1941—Williams Bats .406
Ted Williams of the Boston Red Sox finishes the Major League Baseball season with a batting average of .406. He is the last player to bat .400 or better in a season. 1964—Warren Commission Issues Report
The Warren Commission, which had been convened to examine the circumstances of John F. Kennedy's assassination, releases its final report, which concludes that Lee Harvey Oswald, acting alone, killed Kennedy. Today, up to 81% of Americans are troubled by the official account of the assassination. 1934—Queen Mary Launched
The RMS Queen Mary, three-and-a-half years in the making, launches from Clydebank, Scotland.

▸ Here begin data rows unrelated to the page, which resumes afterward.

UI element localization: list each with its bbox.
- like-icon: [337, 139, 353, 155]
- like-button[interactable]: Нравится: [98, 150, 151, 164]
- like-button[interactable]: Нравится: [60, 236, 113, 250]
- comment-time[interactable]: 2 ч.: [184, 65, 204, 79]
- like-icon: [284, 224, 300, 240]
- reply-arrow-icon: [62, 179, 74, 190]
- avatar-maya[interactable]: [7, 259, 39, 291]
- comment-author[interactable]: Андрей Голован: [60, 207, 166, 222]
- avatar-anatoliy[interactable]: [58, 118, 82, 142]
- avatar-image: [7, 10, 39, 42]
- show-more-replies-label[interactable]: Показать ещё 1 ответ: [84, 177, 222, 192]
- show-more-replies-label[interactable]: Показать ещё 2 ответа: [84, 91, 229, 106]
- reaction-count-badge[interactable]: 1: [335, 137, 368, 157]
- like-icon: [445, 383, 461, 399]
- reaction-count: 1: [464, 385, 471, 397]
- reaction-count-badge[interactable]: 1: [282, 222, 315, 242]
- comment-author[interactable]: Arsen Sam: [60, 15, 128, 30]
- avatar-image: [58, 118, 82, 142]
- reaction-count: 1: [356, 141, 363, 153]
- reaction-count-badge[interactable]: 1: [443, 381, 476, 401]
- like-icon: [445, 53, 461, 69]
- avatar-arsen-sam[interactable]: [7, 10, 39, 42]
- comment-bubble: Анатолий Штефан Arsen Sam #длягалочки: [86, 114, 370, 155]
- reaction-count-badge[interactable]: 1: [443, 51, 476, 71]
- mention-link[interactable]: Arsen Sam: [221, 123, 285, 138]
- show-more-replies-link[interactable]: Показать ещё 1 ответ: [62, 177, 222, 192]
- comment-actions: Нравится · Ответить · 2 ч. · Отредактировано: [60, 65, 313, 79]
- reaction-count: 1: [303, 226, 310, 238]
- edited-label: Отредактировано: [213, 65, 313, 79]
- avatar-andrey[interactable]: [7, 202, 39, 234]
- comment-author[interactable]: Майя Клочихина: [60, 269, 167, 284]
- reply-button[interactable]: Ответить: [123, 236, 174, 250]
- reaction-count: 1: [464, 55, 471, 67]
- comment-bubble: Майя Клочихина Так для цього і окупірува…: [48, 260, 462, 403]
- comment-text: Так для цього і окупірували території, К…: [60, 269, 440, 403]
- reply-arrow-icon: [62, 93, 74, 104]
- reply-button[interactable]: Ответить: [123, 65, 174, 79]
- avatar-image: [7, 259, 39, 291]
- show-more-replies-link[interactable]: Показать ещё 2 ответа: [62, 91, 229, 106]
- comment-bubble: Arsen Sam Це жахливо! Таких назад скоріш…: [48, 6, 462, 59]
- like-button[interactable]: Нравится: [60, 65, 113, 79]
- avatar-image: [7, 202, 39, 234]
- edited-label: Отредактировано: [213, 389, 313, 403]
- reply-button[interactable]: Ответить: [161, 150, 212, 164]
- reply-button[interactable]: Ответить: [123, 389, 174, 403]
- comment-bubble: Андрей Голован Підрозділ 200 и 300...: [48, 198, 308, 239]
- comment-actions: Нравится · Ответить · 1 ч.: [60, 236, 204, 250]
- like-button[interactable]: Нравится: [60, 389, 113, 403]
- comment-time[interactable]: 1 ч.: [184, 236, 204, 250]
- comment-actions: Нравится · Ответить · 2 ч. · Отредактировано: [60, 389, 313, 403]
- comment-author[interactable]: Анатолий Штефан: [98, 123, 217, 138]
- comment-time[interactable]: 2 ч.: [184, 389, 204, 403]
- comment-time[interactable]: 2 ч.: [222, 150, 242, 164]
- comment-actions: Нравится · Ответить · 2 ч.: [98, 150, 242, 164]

The steamship enters passenger service in May 1936 and sails the North Atlantic Ocean until 1967. Today she is a museum and tourist attraction anchored in Long Beach, U.S.A. 1983—Nuclear Holocaust Averted
Soviet military officer Stanislav Petrov, whose job involves detection of enemy missiles, is warned by Soviet computers that the United States has launched a nuclear missile at Russia. Petrov deviates from procedure, and, instead of informing superiors, decides the detection is a glitch. When the computer warns of four more inbound missiles he decides, under much greater pressure this time, that the detections are also false. Soviet doctrine at the time dictates an immediate and full retaliatory strike, so Petrov's decision to leave his superiors out of the loop very possibly prevents humanity's obliteration. Petrov's actions remain a secret until 1988, but ultimately he is honored at the United Nations.